We
are the heroes, they are the cowards.
We
are motivated by love, kindness and generosity; they feel nothing but hatred.
We
are good, they personify evil.
Leaders in other countries no doubt rely on similar language to comfort their people when facing an existential threat. It encourages unity on the home
front and inspires patriotic feeling. It identifies the domestic goodness worth defending and mobilizes aggression against the enemy. While personal or
political squabbling might dominate during times of peace, we put our differences aside when we face an external enemy. Praising the citizenry of Boston
yesterday on MSNBC, Governor Deval Patrick said that "there's something about America that causes us to come together" at times like this. True, but
citizens in many other nations "come together" in the same way when facing a crisis.

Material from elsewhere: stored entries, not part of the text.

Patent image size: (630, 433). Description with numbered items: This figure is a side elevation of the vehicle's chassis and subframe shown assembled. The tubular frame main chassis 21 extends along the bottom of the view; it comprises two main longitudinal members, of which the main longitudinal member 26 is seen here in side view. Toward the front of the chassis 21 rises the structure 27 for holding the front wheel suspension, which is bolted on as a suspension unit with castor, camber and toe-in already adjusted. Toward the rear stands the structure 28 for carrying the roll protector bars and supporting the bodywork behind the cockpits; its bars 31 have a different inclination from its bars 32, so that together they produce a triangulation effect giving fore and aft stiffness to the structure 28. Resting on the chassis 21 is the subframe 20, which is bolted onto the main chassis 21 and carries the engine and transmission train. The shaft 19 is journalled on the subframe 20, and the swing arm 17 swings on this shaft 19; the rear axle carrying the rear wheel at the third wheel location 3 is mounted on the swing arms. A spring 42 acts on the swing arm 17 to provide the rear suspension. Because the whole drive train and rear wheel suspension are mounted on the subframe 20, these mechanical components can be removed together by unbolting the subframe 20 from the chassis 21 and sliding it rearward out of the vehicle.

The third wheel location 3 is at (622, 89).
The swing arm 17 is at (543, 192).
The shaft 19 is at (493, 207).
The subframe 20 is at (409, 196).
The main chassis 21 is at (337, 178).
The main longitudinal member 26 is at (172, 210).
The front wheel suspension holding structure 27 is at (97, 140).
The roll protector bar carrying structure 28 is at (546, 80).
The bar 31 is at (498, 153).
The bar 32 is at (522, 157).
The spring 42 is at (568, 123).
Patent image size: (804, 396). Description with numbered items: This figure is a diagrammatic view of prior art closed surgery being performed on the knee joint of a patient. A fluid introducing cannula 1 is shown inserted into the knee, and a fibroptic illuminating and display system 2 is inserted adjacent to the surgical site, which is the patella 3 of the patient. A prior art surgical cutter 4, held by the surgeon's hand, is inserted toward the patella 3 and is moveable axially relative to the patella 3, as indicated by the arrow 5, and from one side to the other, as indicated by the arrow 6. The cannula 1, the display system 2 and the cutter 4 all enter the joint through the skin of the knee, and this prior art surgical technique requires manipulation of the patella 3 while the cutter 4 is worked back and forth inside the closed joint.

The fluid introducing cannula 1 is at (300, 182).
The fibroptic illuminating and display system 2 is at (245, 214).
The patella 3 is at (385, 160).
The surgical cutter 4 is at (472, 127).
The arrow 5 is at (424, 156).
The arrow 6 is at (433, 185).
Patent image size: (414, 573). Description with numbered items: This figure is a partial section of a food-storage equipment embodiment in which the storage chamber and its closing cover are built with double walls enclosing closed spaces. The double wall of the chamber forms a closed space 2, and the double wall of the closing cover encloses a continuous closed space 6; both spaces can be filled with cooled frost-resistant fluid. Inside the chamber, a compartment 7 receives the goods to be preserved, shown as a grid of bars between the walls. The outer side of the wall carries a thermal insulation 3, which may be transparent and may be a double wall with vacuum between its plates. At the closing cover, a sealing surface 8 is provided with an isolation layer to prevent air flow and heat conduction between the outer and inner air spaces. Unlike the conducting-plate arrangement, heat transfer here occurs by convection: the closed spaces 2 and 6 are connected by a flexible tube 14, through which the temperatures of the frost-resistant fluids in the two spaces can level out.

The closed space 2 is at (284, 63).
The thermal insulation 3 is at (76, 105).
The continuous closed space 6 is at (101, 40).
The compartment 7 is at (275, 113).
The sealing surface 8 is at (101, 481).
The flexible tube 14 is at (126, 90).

During wartime, or in the immediate aftermath of a terrorist attack, the normally complex world becomes much simpler for most people, wherever they live:
it's good-versus-evil, us against them.
A view of reality that reflects sharp divisions between good and bad, with feelings of love and generosity on one side and hatred on the other, relies upon
the psychological defense mechanism known as splitting. Splitting
normally works to resolve unbearable ambiguity: when we feel unable to tolerate the tension aroused by complexity, we "resolve" that complexity by
splitting it into two simplified and opposing parts, usually aligning ourselves with one of them and rejecting the other. The result is the kind of
black-and-white thinking that underlies the fundamentalist world view or extreme political partisanship.
On the emotional front, splitting comes into play when we feel hostile toward the people we love. Holding onto feelings of love in the presence of anger
and even hatred is a difficult thing for most of us to do. Sometimes hatred proves so powerful that it overwhelms and eclipses love, bringing the
relationship to an end. More often we repress awareness of our hostile feelings; or we might split them off and direct them elsewhere, away from the people
we care about. At one time or another, each of us relies on splitting to some degree. It's built into us, a part of human nature.
Following a traumatic event such as 9/11 or the Boston Marathon bombings, splitting can provide emotional comfort. There's something profoundly appealing
about the belief that we're an inherently good people and that evil (hatred, envy, violence) is not an innate part of human nature but resides "out there,"
in other people. Taking refuge in such a belief assuages our fears and inspires confidence about what lies ahead: after all, we are the good guys, and
don't the good guys always vanquish the bad ones?
Interpreting our experience as a conflict between heroes and villains makes life resemble a work of fiction, a sentimental film of the type churned out by
Hollywood studios during World War II. Movies that invite us to boo the villain and applaud the hero rely on splitting. They have enormous emotional
appeal, in large part because they simplify a complex reality, reducing challenging ambiguity to black and white.